About

Born in Lafayette, Indiana, E. Michael Van Buskirk received bachelor and master degrees from Harvard University and a Doctor of Medicine from Boston University. Dr. Van Buskirk retired from a distinguished academic career in ophthalmology with some 200 publications, including four books about glaucoma. He founded and edited the Journal of Glaucoma, now in its 33rd year of publication. Among Dr. Van Buskirk's numerous awards and honorary lectureships over five continents were the Fankhouser Medal from the University of Basel and Distinguished Alumnus from the Department of Ophthalmology, Harvard Medical School.
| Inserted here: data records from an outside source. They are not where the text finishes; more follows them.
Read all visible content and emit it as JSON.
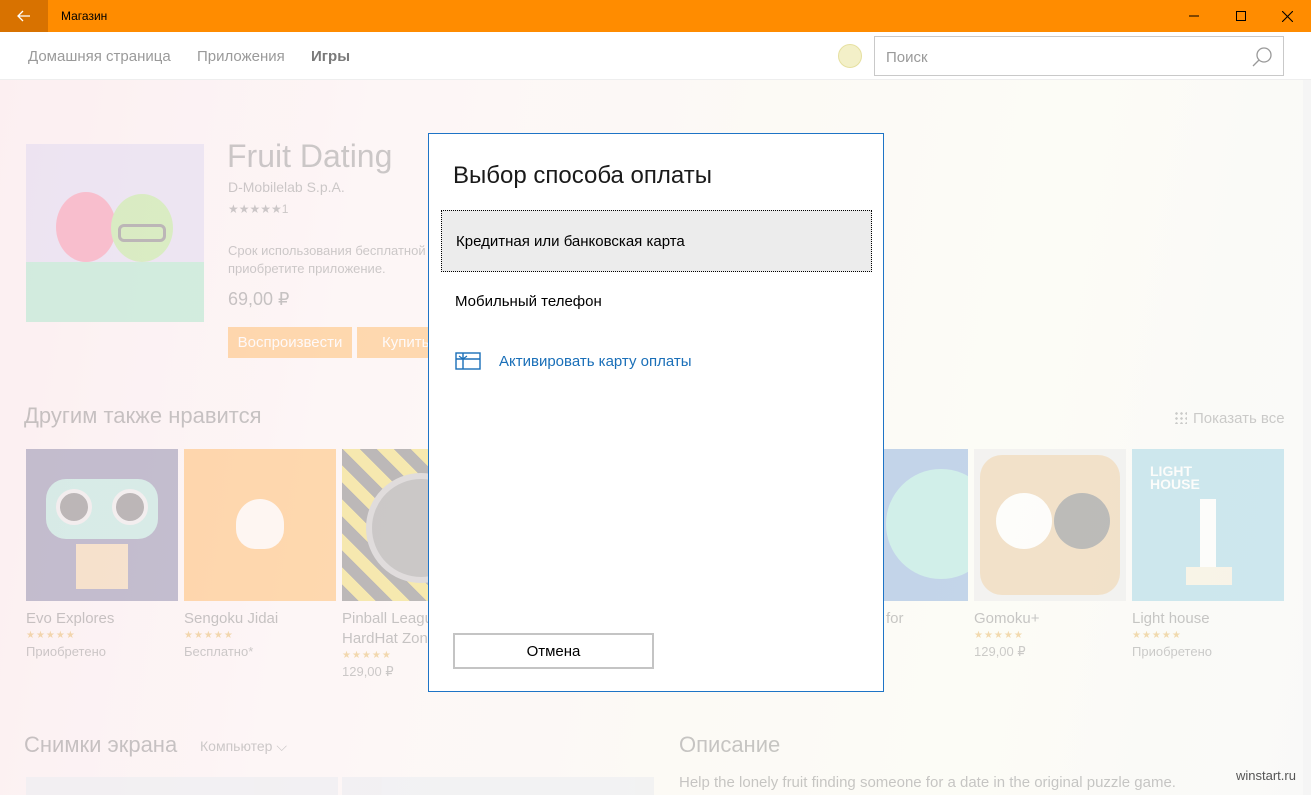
{
  "window": {
    "title": "Магазин"
  },
  "nav": {
    "items": [
      "Домашняя страница",
      "Приложения",
      "Игры"
    ],
    "active": "Игры"
  },
  "search": {
    "placeholder": "Поиск"
  },
  "app": {
    "title": "Fruit Dating",
    "publisher": "D-Mobilelab S.p.A.",
    "rating_stars": "★★★★★",
    "rating_count": "1",
    "desc_line1": "Срок использования бесплатной",
    "desc_line2": "приобретите приложение.",
    "price": "69,00 ₽",
    "play_label": "Воспроизвести",
    "buy_label": "Купить"
  },
  "also_like": {
    "title": "Другим также нравится",
    "show_all": "Показать все",
    "items": [
      {
        "name": "Evo Explores",
        "stars": "★★★★★",
        "status": "Приобретено"
      },
      {
        "name": "Sengoku Jidai",
        "stars": "★★★★★",
        "status": "Бесплатно*"
      },
      {
        "name": "Pinball League",
        "name2": "HardHat Zone",
        "stars": "★★★★★",
        "status": "129,00 ₽"
      },
      {
        "name": "for",
        "stars": "",
        "status": ""
      },
      {
        "name": "Gomoku+",
        "stars": "★★★★★",
        "status": "129,00 ₽"
      },
      {
        "name": "Light house",
        "stars": "★★★★★",
        "status": "Приобретено",
        "logo_text": "LIGHT HOUSE"
      }
    ]
  },
  "screenshots": {
    "title": "Снимки экрана",
    "filter": "Компьютер"
  },
  "description": {
    "title": "Описание",
    "text": "Help the lonely fruit finding someone for a date in the original puzzle game."
  },
  "dialog": {
    "title": "Выбор способа оплаты",
    "options": [
      {
        "label": "Кредитная или банковская карта",
        "selected": true
      },
      {
        "label": "Мобильный телефон",
        "selected": false
      },
      {
        "label": "Активировать карту оплаты",
        "selected": false,
        "icon": "gift-card-icon"
      }
    ],
    "cancel_label": "Отмена"
  },
  "watermark": "winstart.ru",
  "colors": {
    "accent": "#ff8c00",
    "link": "#1a6fb8",
    "dialog_border": "#1e74c6"
  }
}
In the new millennium, Dr. Van Buskirk moved from the practice and teaching of medicine to more aesthetic endeavors of writing and photography.  Years of historical research uncovered enough information for the two books regarding family and medical history, one, the story of the Van Buskirk’s generational migration from New Netherlands to the Pacific Northwest and, the second, the story of medical body snatching in 19th century America.  In addition, he opened a photographic print studio where he handprinted work in Platinum/Palladium and, later, with photographic Image Transfer onto canvas and other substrates.

GALLERY OBSCURA:

An early chapter of Arthur Conan Doyle’s Sherlock Holmes likens Holmes’s mind to a box room filled with bins holding widely disparate tidbits of information, each meticulously stored for instant recall. Doyle’s neurological concepts may seem a bit inconsistent with contemporary neuroscience, but his metaphor for memory applies to Gallery Obscura, my own box room, also pigeon-holed with disparate passions of my long and varied life.

STATEMENT:

I received my first 35mm camera, an Argus A, from a kindly old doctor friend of my father, amused I think, by a young boy enchanted with cameras and picture taking. In my Hoosier basement, I built the first of many darkrooms, but it proved the most intensely used until I had completed a half century interim of academic medicine studying the eye and treating its disorders. Passion for the eye came naturally to a young photographer, just as inevitable as it became for a senior ophthalmologist to return to photography in later years. Both fields emphasize the highly visual, with crisp attention to fine technical and aesthetic detail. Similarly, an engaging variety of optics and devices entice both surgeon and artist.